Nearby was this damselfly. I still don't have a damselfly field guide and I'm too lazy to look it up on the Interwebs, so I'll leave it unidentified for now.

That afternoon, Steve and I went for a hike around the Springgarden ANSI in west Windsor to look for butterflies. Hairstreaks were abundant on the various prairie wildflowers and it was apparent that Edward's Hairstreaks had emerged a week or two ago in large numbers. They were everywhere it seemed! This also happened to be a new species for me.

A single Acadian Hairstreak was also not far away. Another lifer! It was turning out to be a great afternoon on the prairie, despite the hot and humid weather. Acadian Hairstreaks are often paler and slightly larger than the other regular species.They have a conspicuous submarginal row of orange spots on the hindwing, much like a Coral Hairstreak; however Coral Hairstreaks lack tails. The Edward's Hairstreak (above) has a postmedian row of spots as well, but each one is outlined in white.

Many of the hairstreaks were concentrated on the occasional patch of Butterfly Weed (Asclepias tuberosa). I was surprised to come across a few coppers as well making use of this type of milkweed. They were American Coppers, another new species for me! Funny how I spent the better part of 2 summers wandering around this prairie, yet in one day I was able to add several lifers.

And a few more assorted odds and ends to finish up this post....


  1. Josh, great posting. Nice looks at the Dukes Skipper! I share your joy in finally finding an American Copper at Ojibway... They can be extremely local!

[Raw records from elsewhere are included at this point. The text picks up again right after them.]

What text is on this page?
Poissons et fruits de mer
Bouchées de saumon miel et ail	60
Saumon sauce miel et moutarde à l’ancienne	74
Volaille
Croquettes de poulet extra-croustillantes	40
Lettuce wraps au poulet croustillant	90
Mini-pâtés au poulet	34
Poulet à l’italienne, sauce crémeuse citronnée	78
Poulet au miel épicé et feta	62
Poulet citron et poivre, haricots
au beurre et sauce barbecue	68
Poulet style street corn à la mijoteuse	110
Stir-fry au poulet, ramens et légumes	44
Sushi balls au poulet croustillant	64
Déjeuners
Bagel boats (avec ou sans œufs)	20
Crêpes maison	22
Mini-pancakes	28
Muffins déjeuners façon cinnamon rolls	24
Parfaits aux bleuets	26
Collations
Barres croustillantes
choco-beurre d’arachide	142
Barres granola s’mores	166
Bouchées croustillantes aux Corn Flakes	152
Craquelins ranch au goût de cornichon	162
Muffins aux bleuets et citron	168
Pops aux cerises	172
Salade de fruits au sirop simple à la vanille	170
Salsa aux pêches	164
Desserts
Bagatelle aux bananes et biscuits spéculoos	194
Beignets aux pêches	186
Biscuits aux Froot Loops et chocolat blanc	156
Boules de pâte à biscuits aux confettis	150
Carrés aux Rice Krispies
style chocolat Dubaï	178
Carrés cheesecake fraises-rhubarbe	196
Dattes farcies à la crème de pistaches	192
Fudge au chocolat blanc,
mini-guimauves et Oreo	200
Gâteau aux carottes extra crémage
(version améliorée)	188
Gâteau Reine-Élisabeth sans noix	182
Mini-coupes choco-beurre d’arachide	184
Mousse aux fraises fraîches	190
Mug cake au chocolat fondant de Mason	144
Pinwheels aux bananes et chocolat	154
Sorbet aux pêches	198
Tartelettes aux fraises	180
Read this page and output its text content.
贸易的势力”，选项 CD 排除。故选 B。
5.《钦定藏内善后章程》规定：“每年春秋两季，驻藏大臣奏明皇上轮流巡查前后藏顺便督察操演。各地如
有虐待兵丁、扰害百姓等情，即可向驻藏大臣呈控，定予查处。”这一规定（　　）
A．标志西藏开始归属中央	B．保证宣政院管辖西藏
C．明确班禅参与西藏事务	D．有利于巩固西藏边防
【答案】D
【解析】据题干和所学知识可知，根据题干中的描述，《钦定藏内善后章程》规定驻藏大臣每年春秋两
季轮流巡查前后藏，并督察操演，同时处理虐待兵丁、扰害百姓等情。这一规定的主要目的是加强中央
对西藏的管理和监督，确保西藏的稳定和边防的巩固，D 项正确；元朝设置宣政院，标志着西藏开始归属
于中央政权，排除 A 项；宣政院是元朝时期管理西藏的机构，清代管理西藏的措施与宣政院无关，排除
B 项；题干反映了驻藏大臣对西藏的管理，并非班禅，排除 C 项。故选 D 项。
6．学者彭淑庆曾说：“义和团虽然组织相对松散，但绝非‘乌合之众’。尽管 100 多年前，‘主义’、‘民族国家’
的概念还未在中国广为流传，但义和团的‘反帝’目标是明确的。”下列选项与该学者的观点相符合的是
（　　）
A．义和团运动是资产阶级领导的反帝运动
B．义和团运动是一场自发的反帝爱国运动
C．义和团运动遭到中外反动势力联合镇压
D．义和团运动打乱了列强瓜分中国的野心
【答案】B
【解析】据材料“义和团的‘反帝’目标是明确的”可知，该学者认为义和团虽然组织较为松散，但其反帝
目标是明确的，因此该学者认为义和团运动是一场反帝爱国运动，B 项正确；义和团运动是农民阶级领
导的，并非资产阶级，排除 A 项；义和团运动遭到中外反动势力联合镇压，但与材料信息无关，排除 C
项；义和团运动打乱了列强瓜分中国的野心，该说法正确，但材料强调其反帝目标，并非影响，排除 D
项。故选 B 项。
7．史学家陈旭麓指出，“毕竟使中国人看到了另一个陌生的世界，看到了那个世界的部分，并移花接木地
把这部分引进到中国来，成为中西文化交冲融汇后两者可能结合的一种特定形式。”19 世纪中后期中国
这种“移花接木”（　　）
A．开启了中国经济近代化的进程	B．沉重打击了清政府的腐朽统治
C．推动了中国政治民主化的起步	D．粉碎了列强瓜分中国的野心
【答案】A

Information is key in those cases. I've learned alot by joining the local butterfly counts. Good birding!-DM

  2. Eastern Forktail - Probably the most abundant ode in Ontario.

  3. Cool-looking Coral Hairstreak!
    Edwards' seemed to be more abundant compared to others this year.

    1. Blake, did you see any Northern Oak Hairstreaks this year at your spot?

    2. Only two northern oaks seen by myself this year. As a whole, it was a bad year for hairstreaks in this area!